Design processes vary according to designer and the demands of each project. Some processes are linear and predictable. Other processes are like detective work: Research, get clues, go down unknown paths to feel one’s way to the happy accident. The more technologies change, the more designers are required to do detective work as they design.
For the Acura ZDX site launches, I found myself doing exactly this.
The challenge: Provide photographic art direction for the vehicle and the 360 spin of the photographic backplates. The 360 spin served as the primary interactive experience of the Acura ZDX.

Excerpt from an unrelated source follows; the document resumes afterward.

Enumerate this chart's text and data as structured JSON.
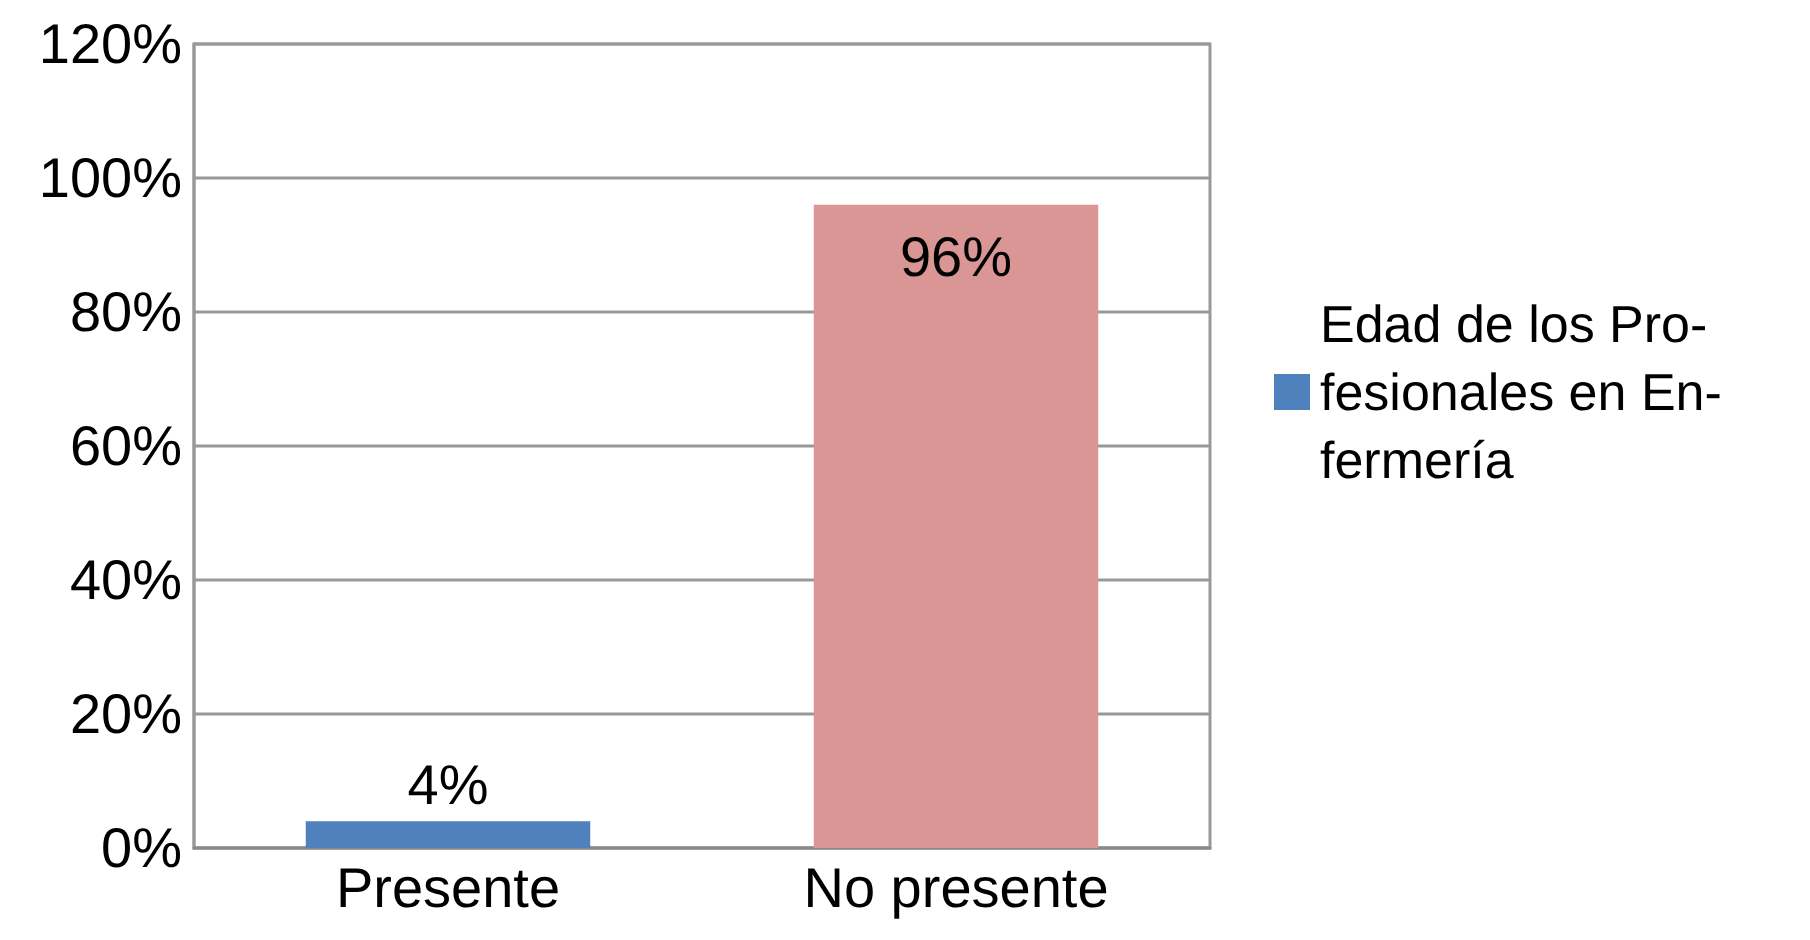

The backplates had to convey sophistication and design innovation in the ZDX. The vehicle is a hybrid: In form, it reflects the fluid, beautiful lines of nature. In performance, it bursts with the raw power of Acura engineering. To this end, I concepted a backplate scene that is exactly both: The beauty of nature and man in one panorama. The ZDX would sit on aloft on a hillside. In one direction is a glowing metropolis pulsing with human and machine life. In the other direction is a sunset-drenched view of the Pacific Ocean, nature at her most glorious.
For location scouting, I had a ball using Google Earth as a tool to get elevated views of Los Angeles. After that, I found photos with approximations of those views and stitched them together to create the landscape that would serve as a backdrop for the car in the 360 spin.

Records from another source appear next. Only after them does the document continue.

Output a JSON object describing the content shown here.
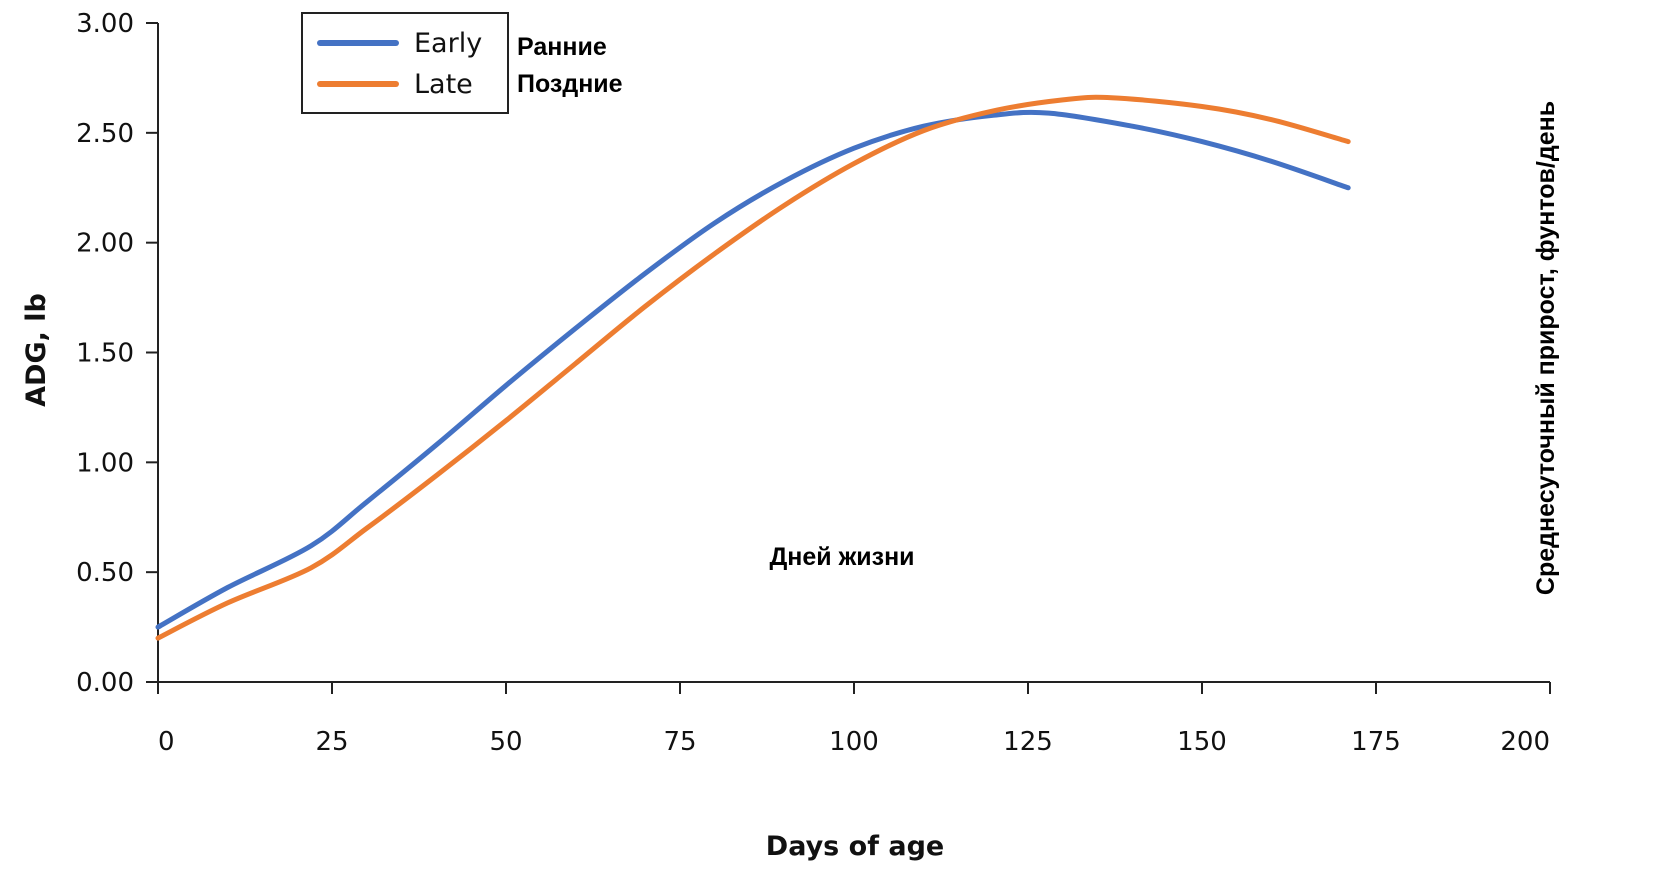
{
  "chart_data": {
    "type": "line",
    "xlabel": "Days of age",
    "ylabel": "ADG, lb",
    "xlim": [
      0,
      200
    ],
    "ylim": [
      0,
      3
    ],
    "x_ticks": [
      0,
      25,
      50,
      75,
      100,
      125,
      150,
      175,
      200
    ],
    "y_ticks": [
      "0.00",
      "0.50",
      "1.00",
      "1.50",
      "2.00",
      "2.50",
      "3.00"
    ],
    "grid": false,
    "legend_position": "top-left",
    "series": [
      {
        "name": "Early",
        "color": "#4472C4",
        "x": [
          0,
          10,
          22,
          30,
          40,
          50,
          60,
          70,
          80,
          90,
          100,
          110,
          120,
          128,
          140,
          150,
          160,
          171
        ],
        "y": [
          0.25,
          0.43,
          0.62,
          0.82,
          1.08,
          1.35,
          1.61,
          1.86,
          2.09,
          2.28,
          2.43,
          2.53,
          2.58,
          2.59,
          2.53,
          2.46,
          2.37,
          2.25
        ]
      },
      {
        "name": "Late",
        "color": "#ED7D31",
        "x": [
          0,
          10,
          22,
          30,
          40,
          50,
          60,
          70,
          80,
          90,
          100,
          110,
          120,
          130,
          137,
          150,
          160,
          171
        ],
        "y": [
          0.2,
          0.36,
          0.52,
          0.7,
          0.94,
          1.19,
          1.45,
          1.71,
          1.95,
          2.17,
          2.36,
          2.51,
          2.6,
          2.65,
          2.66,
          2.62,
          2.56,
          2.46
        ]
      }
    ]
  },
  "translations": {
    "early": "Ранние",
    "late": "Поздние",
    "xlabel": "Дней жизни",
    "ylabel": "Среднесуточный прирост, фунтов/день"
  }
}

For the scene’s foreground, I channeled architect DNA — my dad is an architect — to sketch the landscaping of the immediate foreground of the scene, sure to show shrubbery, driveway flooring and lighting details. These files were passed on to our backplate photographer and 3d renderers for production.

Of course, there was also the process of shooting the backplates in freezing rain at Griffith Observatory during a particularly cold winter day when what we really had in mind was splendid sunshine. Unexpected things will come up, but you roll with it and that’s all part of the process too. In the end, the rain that day gave us dramatic skies that worked better than what we had imagined.
Champion a detective mindset when you sit down to a design problem. Often it will give you the best, and most unexpected, results.